La ciudad, como todos los sitios donde la pobreza y la falta de oportunidades han decidido instalarse, es un hervidero de crímenes violentos. Cuarenta asesinatos en una ciudad de cien mil habitantes, es más o menos -para que nos hagamos una idea- la misma proporción por cada cien mil personas que en Guatemala o El Salvador.
Y la chava está convencida de que a ella le va a tocar, al menos en parte, resolver los problemas de Flint.
Mientras la escucho no puedo dejar de pensar en Erick Barrondo. El día que llegó de vuelta a Flint, los integrantes de la banda de música de su secundaria fueron a recibirla y mientras recorría las calles desoladas a bordo de la limosina alquilada, la chava reflexionaba sobre la tarea titánica que tiene delante de sí.
A ella no la fueron a recibir el presidente y no la pasearon en ese adefesio de bus que mandó fabricar una empresa cervecera para transportar a los atletas convenientemente fotografiados junto a la palabra Guatemala escrita con la tipografía de su marca de cerveza.
Y pienso en Barrondo mientras escucho todas estas cosas. En el peso que ha de sentir cuando ve al Presidente, a la Vicepresidente, al ministro y a los miles de guatemaltecos. En el fondo, esperan que el atleta les haga el milagro.
En un lugar donde las élites han fracasado, la gente busca líderes más allá de los políticos y los empresarios. Por eso hoy le toca el turno al bat a Barrondo.
Supongo que debe ser porque la gente ha de entender que como es atleta, algo debe tener de Atlas y deciden echarle el mundo sobre la espalda.
Y allí está el chico, sin quererlo, sin pedirlo, sin siquiera saberlo, sirviendo de factotum para proyectar los dogmas de quien habla. Hay quienes están convencidos que Barrondo es un ejemplo inmejorable de por qué es posible lograr lo que uno se proponga si hay voluntad, de por qué no hay necesidad de escuelas, alimentación, carreteras, programas para la juventud. Barrondo es el mejor ejemplo de que quienes fracasan y no logran una medalla en la vida es por huevones.
Y están los otros, los que se convencieron de que si hubiera todo lo otro, todos los beneficios de un país que funcione, habría, no uno, cien o mil Barrondos en los deportes y tantos otros campos.
En medio de todo esto está Barrondo, que además tiene el peso de tener que vender hamburguesas, cerveza, aguas gaseosas y cuánta cosa pueda empujar a los consumidores colgándose del éxito del atleta.
La presión es toda para él. La sociedad en pleno le apoya, pero más que un apoyo, cuando la gente sale a la calle y lo encumbra, la sociedad espera que haga el milagro, que tenga la fórmula para cambiar el rumbo de las cosas. Que acabe con la violencia, que mejore la educación, que suban los sueldos, que baje la gasolina.

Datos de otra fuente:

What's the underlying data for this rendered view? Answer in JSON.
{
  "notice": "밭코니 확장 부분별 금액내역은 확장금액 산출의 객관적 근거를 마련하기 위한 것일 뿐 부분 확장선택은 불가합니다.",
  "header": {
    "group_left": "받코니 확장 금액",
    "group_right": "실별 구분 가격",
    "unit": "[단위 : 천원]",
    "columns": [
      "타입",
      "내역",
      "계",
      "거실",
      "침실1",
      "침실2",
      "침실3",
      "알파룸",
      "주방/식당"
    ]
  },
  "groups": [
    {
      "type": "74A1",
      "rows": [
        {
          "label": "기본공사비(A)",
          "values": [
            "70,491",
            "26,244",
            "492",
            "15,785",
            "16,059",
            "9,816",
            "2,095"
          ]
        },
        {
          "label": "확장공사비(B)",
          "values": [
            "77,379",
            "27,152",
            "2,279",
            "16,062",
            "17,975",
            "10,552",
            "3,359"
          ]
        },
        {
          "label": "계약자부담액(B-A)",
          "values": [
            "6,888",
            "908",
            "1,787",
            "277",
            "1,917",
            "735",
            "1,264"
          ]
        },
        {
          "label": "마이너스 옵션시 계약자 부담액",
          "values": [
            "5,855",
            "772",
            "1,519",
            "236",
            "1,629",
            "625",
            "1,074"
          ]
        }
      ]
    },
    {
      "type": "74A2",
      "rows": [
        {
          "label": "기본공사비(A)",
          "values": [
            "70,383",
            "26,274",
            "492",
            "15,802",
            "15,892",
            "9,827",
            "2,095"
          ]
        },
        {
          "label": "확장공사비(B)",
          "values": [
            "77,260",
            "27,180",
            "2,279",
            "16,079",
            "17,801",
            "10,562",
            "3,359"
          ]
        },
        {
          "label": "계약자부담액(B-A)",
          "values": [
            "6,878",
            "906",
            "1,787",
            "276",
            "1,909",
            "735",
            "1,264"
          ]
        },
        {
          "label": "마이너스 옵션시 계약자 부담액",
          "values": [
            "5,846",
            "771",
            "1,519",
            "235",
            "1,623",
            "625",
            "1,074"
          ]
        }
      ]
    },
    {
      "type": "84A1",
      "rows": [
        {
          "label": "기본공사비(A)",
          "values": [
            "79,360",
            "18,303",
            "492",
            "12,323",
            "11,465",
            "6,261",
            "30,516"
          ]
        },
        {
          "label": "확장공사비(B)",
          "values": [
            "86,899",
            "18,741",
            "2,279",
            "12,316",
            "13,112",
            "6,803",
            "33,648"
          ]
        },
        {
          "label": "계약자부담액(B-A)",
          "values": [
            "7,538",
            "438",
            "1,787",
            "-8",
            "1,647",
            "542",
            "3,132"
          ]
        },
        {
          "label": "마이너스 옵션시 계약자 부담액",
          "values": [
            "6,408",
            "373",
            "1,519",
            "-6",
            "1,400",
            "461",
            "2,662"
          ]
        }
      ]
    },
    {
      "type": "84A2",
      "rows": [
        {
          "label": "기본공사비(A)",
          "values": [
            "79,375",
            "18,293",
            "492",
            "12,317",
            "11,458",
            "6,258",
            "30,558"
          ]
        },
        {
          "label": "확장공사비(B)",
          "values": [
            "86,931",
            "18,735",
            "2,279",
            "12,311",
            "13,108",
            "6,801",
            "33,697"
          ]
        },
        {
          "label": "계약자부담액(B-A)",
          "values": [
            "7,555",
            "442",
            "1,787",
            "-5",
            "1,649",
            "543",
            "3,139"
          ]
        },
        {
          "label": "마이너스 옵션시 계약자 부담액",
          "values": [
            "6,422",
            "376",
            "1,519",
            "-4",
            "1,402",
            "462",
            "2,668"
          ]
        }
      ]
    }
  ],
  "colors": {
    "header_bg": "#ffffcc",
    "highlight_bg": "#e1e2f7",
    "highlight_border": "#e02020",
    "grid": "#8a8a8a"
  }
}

Ojalá aguante la presión y tenga más en su arsenal que la frase de no hay que esperar que el Sol lo encuentre a uno.
Y si no, tampoco pasa nada. Si algo tienen los guatemaltecos es que son embelequeros. Suben a sus héroes más rápido que la espuma de la cerveza, pero los olvidan con tanta más velocidad.
Carlitos Peña, Heydi Juárez, Manuelito Teletón, Viñals y Mateo Flores pueden dar fe de lo que dura la efervescencia de la fama y en su aritmética personal sabrán si Guatemala ha pagado bien o mal.
Los guatemaltecos son olvidadizos, para lo bueno y para lo malo. Se olvidan pronto de sus héroes pero tampoco son memoriosos cuando se trata de recordar a sus villanos. Un poco como las gacelas que van al agua una y otra vez, aunque en cada ocasión una quede atrapada en las fauces del cocodrilo.